巫女見習いの私、悪魔に溺愛されたら何故か聖女になってしまいました。

「ああ、そうらしいな。礼拝じゃなくて視察みたいだけどな」


「王太子殿下と言えば、宮中の人間から恐れられてるって噂らしいけど、そんなに怖い方なのかねぇ」


「上に立つ人間なら怖いぐらいが丁度良いんじゃねぇか?」


「そう言えば、最近帝国から飛竜を賜ったんだって?」


「へえ! 貴重な飛竜を賜るなんて凄いじゃないか!」


「この国の王太子と帝国の皇太子は友人の間柄らしいからな」


「帝国みたいな超大国と友好的な関係を築けるのはいいことだよな」


「違いねぇ!」


(……王太子殿下か……お昼に神殿で会った人だよね……顔は見えなかったけれど、佇まいからして格好良かったような気がする……)

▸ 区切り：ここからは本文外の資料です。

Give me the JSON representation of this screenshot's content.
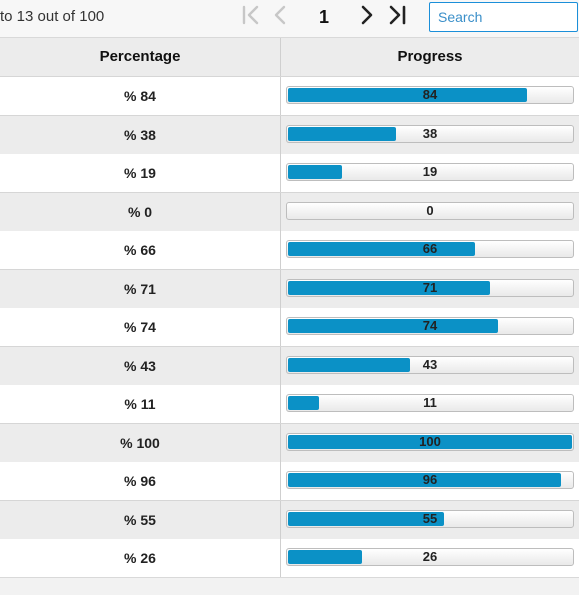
{
  "pager": {
    "info": "to 13 out of 100",
    "current_page": "1",
    "first_icon": "first-page-icon",
    "prev_icon": "previous-page-icon",
    "next_icon": "next-page-icon",
    "last_icon": "last-page-icon"
  },
  "search": {
    "placeholder": "Search",
    "value": ""
  },
  "table": {
    "columns": [
      "Percentage",
      "Progress"
    ],
    "rows": [
      {
        "percentage": "% 84",
        "progress": "84",
        "fraction": 0.84
      },
      {
        "percentage": "% 38",
        "progress": "38",
        "fraction": 0.38
      },
      {
        "percentage": "% 19",
        "progress": "19",
        "fraction": 0.19
      },
      {
        "percentage": "% 0",
        "progress": "0",
        "fraction": 0.0
      },
      {
        "percentage": "% 66",
        "progress": "66",
        "fraction": 0.66
      },
      {
        "percentage": "% 71",
        "progress": "71",
        "fraction": 0.71
      },
      {
        "percentage": "% 74",
        "progress": "74",
        "fraction": 0.74
      },
      {
        "percentage": "% 43",
        "progress": "43",
        "fraction": 0.43
      },
      {
        "percentage": "% 11",
        "progress": "11",
        "fraction": 0.11
      },
      {
        "percentage": "% 100",
        "progress": "100",
        "fraction": 1.0
      },
      {
        "percentage": "% 96",
        "progress": "96",
        "fraction": 0.96
      },
      {
        "percentage": "% 55",
        "progress": "55",
        "fraction": 0.55
      },
      {
        "percentage": "% 26",
        "progress": "26",
        "fraction": 0.26
      }
    ]
  },
  "colors": {
    "progress_fill": "#0b91c6",
    "search_border": "#1b8fd9",
    "alt_row": "#ececec"
  }
}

 商隊の人達の話を聞いている内にうとうとと微睡んで、段々睡魔がやって来た。頭がぼんやりとして思考が纏まらない。いつもなら眠っている時間だから、体内時計が働いてくれたのだろう。


 ──そうして、にぎやかな声が聞こえてくるにも関わらず、私は深い眠りについたのだった。